The Philippine Center for Rural
Development Studies (Centro Saka), a farmer-based policy advocacy and research
non-government organization chided government for citing external factors to
explain the agriculture sector's performance.
Centro Saka was reacting to a recent
government report, which came out in the media attributing the positive
performance of the agriculture sector to the absence of El Niño. Government should
stop looking to the heavens, according to Centro Saka and start seriously
implementing agricultural modernization "on the ground."
"When the agriculture sector declines,
government says it's because of El Niño, when it grows, it's because of the absence of El Nino. Is
this an implicit admission that government is relying on the weather and doing
very little to promote agricultural growth and modernization?" Centro Saka
Executive Director Omi Royandoyan remarked.
Royandoyan decried government's failure
to fully implement agricultural modernization as envisioned in the Agri
Fisheries Modernization Act (AFMA). The AFMA stipulated 17 billion pesos of
additional annual funding for agriculture on top of the regular allocated
budget for the agriculture department. Last year's P14.3 billion allocation and
this year's proposed P15.7 billion budget clearly falls short.

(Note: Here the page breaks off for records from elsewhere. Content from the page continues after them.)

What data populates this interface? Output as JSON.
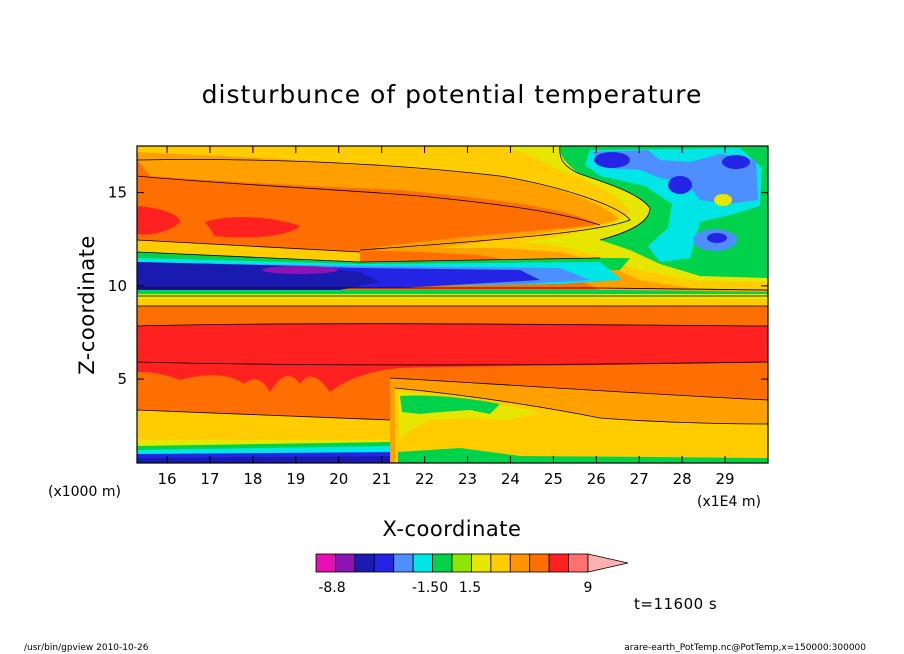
{
  "chart_data": {
    "type": "heatmap",
    "title": "disturbunce of potential temperature",
    "xlabel": "X-coordinate",
    "ylabel": "Z-coordinate",
    "x_unit": "(x1E4 m)",
    "y_unit": "(x1000 m)",
    "xlim": [
      15.3,
      30.0
    ],
    "ylim": [
      0.5,
      17.5
    ],
    "x_ticks": [
      "16",
      "17",
      "18",
      "19",
      "20",
      "21",
      "22",
      "23",
      "24",
      "25",
      "26",
      "27",
      "28",
      "29"
    ],
    "y_ticks": [
      "5",
      "10",
      "15"
    ],
    "x_tick_values": [
      16,
      17,
      18,
      19,
      20,
      21,
      22,
      23,
      24,
      25,
      26,
      27,
      28,
      29
    ],
    "y_tick_values": [
      5,
      10,
      15
    ],
    "colorbar": {
      "colors": [
        "#e60eb5",
        "#8c14b4",
        "#1a1ab0",
        "#2424e6",
        "#4d8fff",
        "#00e6e6",
        "#00d24c",
        "#8ce600",
        "#e6e600",
        "#ffcc00",
        "#ff9400",
        "#ff6e00",
        "#ff2020",
        "#ff7070",
        "#ffb0b0"
      ],
      "tick_labels": [
        "-8.8",
        "-1.50",
        "1.5",
        "9"
      ],
      "tick_values": [
        -8.8,
        -1.5,
        1.5,
        9
      ]
    },
    "time_label": "t=11600 s"
  },
  "footer": {
    "left": "/usr/bin/gpview   2010-10-26",
    "right": "arare-earth_PotTemp.nc@PotTemp,x=150000:300000"
  }
}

"The remarkable growth experienced by
countries like Brazil and Thailand was powered by their strong agriculture
sectors. If we want long-term, sustainable growth, we cannot afford to neglect
the modernization of agriculture." Royandoyan added.
Government spending on agriculture has
barely grown under the administration of Mrs. Arroyo. Overall government
expenditures for agriculture in 2004 even declined to P25.26 billion, or less
than 3% of the overall budget while it was P28.72 billion or 4.21% of the
total budget in 2000.
Centro Saka agreed with government's
acknowledgment that growth has so far done little for the poor. The organization
cited a recent survey by the Social Weather Station in March 2006 that more and
more people are going hungry despite all the hype about the strong peso and
last year's modest economic growth. The hunger level rose from 16.7 percent in
December 2005 to an all-time high of 16.9 percent in March of this year!